Perseguindo o canto pensando encontrar o ninho, esse senso comum não consegue explicar a realidade representada no gráfico. Países com um nível de endividamento bem maior do que o do Brasil pagam juros bem menores da dívida pública. E isso vale tanto para aqueles em desenvolvimento, como Índia, Indonésia ou Argentina, quanto para os desenvolvidos, com dívidas mais elevadas, como Alemanha e EUA, todos com uma relação dívida/PIB maior que 60%. Mesmo o México, um país com grandes semelhanças com o Brasil — inclusive o grau de endividamento público, pouco acima de 50% do PIB —, arca com um peso dos juros sobre sua dívida de 2,1% do seu PIB, um terço do valor pago pelo Brasil, 6,3%. Essa diferença resulta do patamar da taxa de juros, que, em termos reais, anda próximo aos 14% no Brasil, quase sete vezes a média internacional das nações em desenvolvimento. A explicação para o enorme peso da dívida pública sobre as finanças do Governo está nesse nível da taxa de juros, o que leva à pergunta de por que a taxa brasileira é a maior do mundo. A resposta, como costuma acontecer, encontra-se na história.

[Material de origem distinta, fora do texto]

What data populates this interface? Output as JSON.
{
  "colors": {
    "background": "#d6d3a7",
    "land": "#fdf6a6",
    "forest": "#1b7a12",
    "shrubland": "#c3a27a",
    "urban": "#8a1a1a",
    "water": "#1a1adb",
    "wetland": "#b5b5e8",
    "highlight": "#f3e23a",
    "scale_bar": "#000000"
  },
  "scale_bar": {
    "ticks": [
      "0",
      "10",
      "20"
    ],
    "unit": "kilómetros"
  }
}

Até 1994, quando do lançamento do Plano Real, a maior fonte de rentabilidade do sistema financeiro nacional vinha do floating, o ganho decorrente da diferença entre passivos nominais e ativos indexados. O chamado imposto inflacionário era apropriado pelos bancos. Nessa circunstância, uma rápida queda da inflação seria catastrófica para o setor. O programa de refinanciamento custeado pelo Governo na época, o PROER, liquidou um estoque de problemas, mas, para o futuro, a subida “à lua” da taxa de juros foi a fórmula encontrada para preservar a lucratividade das finanças nacionais. Além disso, a necessidade de estabilizar e valorizar a taxa de câmbio através de um influxo de capital estrangeiro foi um segundo objetivo alcançado pela elevação dos juros. Quando o regime cambial mudou, em 1999, a flutuação reforçou o papel da taxa de juros como elemento central para assegurar a sempre buscada valorização cambial, que tem servido para conter os preços internos. Alicerçado na taxa dos juros,  o regime de metas de inflação aprofundou a tendência de elevação da dívida pública decorrente desses juros elevados.

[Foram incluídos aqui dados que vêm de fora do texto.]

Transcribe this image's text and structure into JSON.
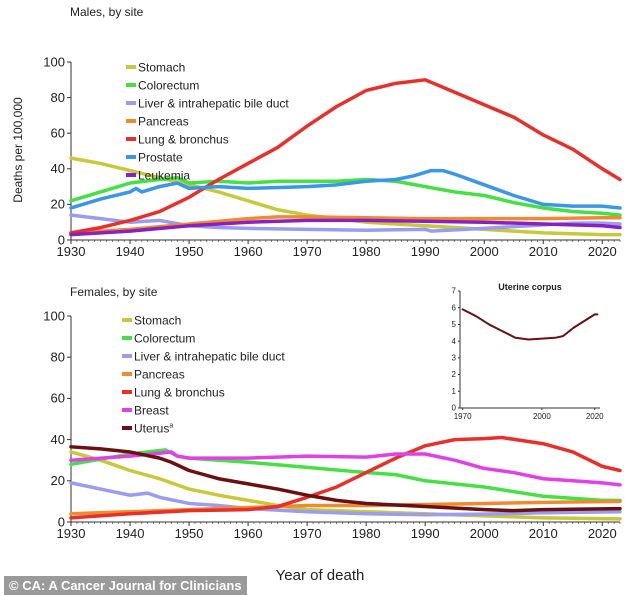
{
  "credit": "© CA: A Cancer Journal for Clinicians",
  "chart_data": [
    {
      "type": "line",
      "title": "Males, by site",
      "xlabel": "",
      "ylabel": "Deaths per 100,000",
      "xlim": [
        1930,
        2023
      ],
      "ylim": [
        0,
        100
      ],
      "xticks": [
        1930,
        1940,
        1950,
        1960,
        1970,
        1980,
        1990,
        2000,
        2010,
        2020
      ],
      "yticks": [
        0,
        20,
        40,
        60,
        80,
        100
      ],
      "grid": false,
      "legend": "top-left",
      "series": [
        {
          "name": "Stomach",
          "color": "#c8c83a",
          "x": [
            1930,
            1935,
            1940,
            1945,
            1950,
            1955,
            1960,
            1965,
            1970,
            1975,
            1980,
            1985,
            1990,
            1995,
            2000,
            2005,
            2010,
            2015,
            2020,
            2023
          ],
          "y": [
            46,
            43,
            39,
            35,
            31,
            27,
            22,
            17,
            14,
            12,
            10,
            9,
            8,
            7,
            6,
            5,
            4,
            3.5,
            3,
            3
          ]
        },
        {
          "name": "Colorectum",
          "color": "#44e044",
          "x": [
            1930,
            1935,
            1940,
            1945,
            1948,
            1950,
            1955,
            1960,
            1965,
            1970,
            1975,
            1980,
            1985,
            1990,
            1995,
            2000,
            2005,
            2010,
            2015,
            2020,
            2023
          ],
          "y": [
            22,
            27,
            32,
            34,
            35,
            32,
            33,
            32,
            33,
            33,
            33,
            34,
            33,
            30,
            27,
            25,
            21,
            18,
            16,
            15,
            14
          ]
        },
        {
          "name": "Liver & intrahepatic bile duct",
          "color": "#9a9cf0",
          "x": [
            1930,
            1935,
            1940,
            1945,
            1950,
            1955,
            1960,
            1970,
            1980,
            1990,
            1991,
            2000,
            2010,
            2015,
            2020,
            2023
          ],
          "y": [
            14,
            12,
            10,
            11,
            8,
            7,
            6.5,
            6,
            5.5,
            6,
            5,
            6.5,
            8.5,
            9.5,
            9.5,
            9
          ]
        },
        {
          "name": "Pancreas",
          "color": "#f08a30",
          "x": [
            1930,
            1940,
            1950,
            1960,
            1965,
            1970,
            1980,
            1990,
            2000,
            2010,
            2020,
            2023
          ],
          "y": [
            4,
            6,
            9,
            12,
            13,
            13,
            12.5,
            12,
            12,
            12,
            12.5,
            12.5
          ]
        },
        {
          "name": "Lung & bronchus",
          "color": "#e8302a",
          "x": [
            1930,
            1935,
            1940,
            1945,
            1950,
            1955,
            1960,
            1965,
            1970,
            1975,
            1980,
            1985,
            1990,
            1995,
            2000,
            2005,
            2010,
            2015,
            2020,
            2023
          ],
          "y": [
            4,
            7,
            11,
            16,
            24,
            34,
            43,
            52,
            64,
            75,
            84,
            88,
            90,
            83,
            76,
            69,
            59,
            51,
            40,
            34
          ]
        },
        {
          "name": "Prostate",
          "color": "#3a96e8",
          "x": [
            1930,
            1935,
            1940,
            1941,
            1942,
            1945,
            1948,
            1950,
            1955,
            1960,
            1970,
            1975,
            1980,
            1985,
            1988,
            1991,
            1993,
            1995,
            2000,
            2005,
            2010,
            2015,
            2020,
            2023
          ],
          "y": [
            18,
            23,
            27,
            29,
            27,
            30,
            32,
            29,
            30,
            29,
            30,
            31,
            33,
            34,
            36,
            39,
            39,
            37,
            31,
            25,
            20,
            19,
            19,
            18
          ]
        },
        {
          "name": "Leukemia",
          "color": "#8a20c0",
          "x": [
            1930,
            1940,
            1950,
            1960,
            1970,
            1980,
            1990,
            2000,
            2010,
            2020,
            2023
          ],
          "y": [
            3,
            5,
            8,
            10,
            11,
            11,
            10.5,
            10,
            9,
            8,
            7
          ]
        }
      ]
    },
    {
      "type": "line",
      "title": "Females, by site",
      "xlabel": "Year of death",
      "ylabel": "",
      "xlim": [
        1930,
        2023
      ],
      "ylim": [
        0,
        100
      ],
      "xticks": [
        1930,
        1940,
        1950,
        1960,
        1970,
        1980,
        1990,
        2000,
        2010,
        2020
      ],
      "yticks": [
        0,
        20,
        40,
        60,
        80,
        100
      ],
      "grid": false,
      "legend": "top-left",
      "series": [
        {
          "name": "Stomach",
          "color": "#c8c83a",
          "x": [
            1930,
            1935,
            1940,
            1945,
            1950,
            1955,
            1960,
            1965,
            1970,
            1980,
            1990,
            2000,
            2010,
            2023
          ],
          "y": [
            34,
            30,
            25,
            21,
            16,
            13,
            10.5,
            8,
            6,
            5,
            4,
            3,
            2,
            1.5
          ]
        },
        {
          "name": "Colorectum",
          "color": "#44e044",
          "x": [
            1930,
            1940,
            1946,
            1948,
            1950,
            1960,
            1970,
            1980,
            1985,
            1990,
            2000,
            2010,
            2020,
            2023
          ],
          "y": [
            28,
            33,
            35,
            32,
            31,
            29,
            26.5,
            24,
            23,
            20,
            17,
            12.5,
            10.5,
            10.5
          ]
        },
        {
          "name": "Liver & intrahepatic bile duct",
          "color": "#9a9cf0",
          "x": [
            1930,
            1935,
            1940,
            1943,
            1945,
            1950,
            1955,
            1960,
            1970,
            1980,
            1990,
            2000,
            2010,
            2023
          ],
          "y": [
            19,
            16,
            13,
            14,
            12,
            9,
            8,
            6.5,
            5,
            4,
            3.5,
            3.8,
            4.5,
            5
          ]
        },
        {
          "name": "Pancreas",
          "color": "#f08a30",
          "x": [
            1930,
            1940,
            1950,
            1960,
            1970,
            1980,
            1990,
            2000,
            2010,
            2023
          ],
          "y": [
            4,
            5,
            6,
            7,
            8,
            8,
            8.5,
            9,
            9.5,
            10
          ]
        },
        {
          "name": "Lung & bronchus",
          "color": "#e8302a",
          "x": [
            1930,
            1940,
            1950,
            1960,
            1965,
            1970,
            1975,
            1980,
            1985,
            1990,
            1995,
            2000,
            2003,
            2010,
            2015,
            2020,
            2023
          ],
          "y": [
            2,
            4,
            5.5,
            6,
            7.5,
            12,
            17,
            24,
            31,
            37,
            40,
            40.5,
            41,
            38,
            34,
            27,
            25
          ]
        },
        {
          "name": "Breast",
          "color": "#e040e8",
          "x": [
            1930,
            1940,
            1947,
            1948,
            1950,
            1960,
            1970,
            1980,
            1985,
            1990,
            1995,
            2000,
            2005,
            2010,
            2015,
            2020,
            2023
          ],
          "y": [
            30,
            32,
            34,
            32,
            31,
            31,
            32,
            31.5,
            33,
            33,
            30,
            26,
            24,
            21,
            20,
            19,
            18
          ]
        },
        {
          "name": "Uterus",
          "name_sup": "a",
          "color": "#6a1010",
          "x": [
            1930,
            1935,
            1940,
            1945,
            1947,
            1950,
            1955,
            1960,
            1965,
            1970,
            1975,
            1980,
            1990,
            2000,
            2005,
            2010,
            2023
          ],
          "y": [
            36.5,
            35.5,
            34,
            31,
            29,
            25,
            21,
            18.5,
            16,
            13,
            10.5,
            9,
            7.5,
            6,
            5.5,
            6,
            6.5
          ]
        }
      ]
    },
    {
      "type": "line",
      "title": "Uterine corpus",
      "xlim": [
        1969,
        2022
      ],
      "ylim": [
        0,
        7
      ],
      "xticks": [
        1970,
        2000,
        2020
      ],
      "yticks": [
        0,
        1,
        2,
        3,
        4,
        5,
        6,
        7
      ],
      "grid": false,
      "series": [
        {
          "color": "#6a1010",
          "x": [
            1970,
            1975,
            1980,
            1985,
            1990,
            1995,
            2000,
            2005,
            2008,
            2012,
            2015,
            2020,
            2021
          ],
          "y": [
            5.9,
            5.5,
            5.0,
            4.6,
            4.2,
            4.1,
            4.15,
            4.2,
            4.3,
            4.8,
            5.1,
            5.6,
            5.6
          ]
        }
      ]
    }
  ]
}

Cansados do ambiente de semi-estagnação a que está submetida a economia brasileira pela política monetária, representantes do setor produtivo deixaram-se iludir pelo canto do quero-quero, de que é preciso reduzir a dívida para baixar os juros, o que seria alcançado pela elevação do superávit primário até se alcançar um déficit nominal zero. Vislumbra-se, nessa proposta, uma reconciliação do empresariado com o setor financeiro, com a conta da festa sendo paga pelo povo, que arcaria com uma redução ainda maior do já precário gasto social. Em verdade, a queda dos juros é uma decisão unilateral do Banco Central, cujo único requisito é a retomada de sua autoridade sobre a movimentação internacional de capital. Dessa decisão, resultaria a redução da dívida pública, que, aliás, não é uma demanda da sociedade, mas mais um preconceito em voga no mercado financeiro.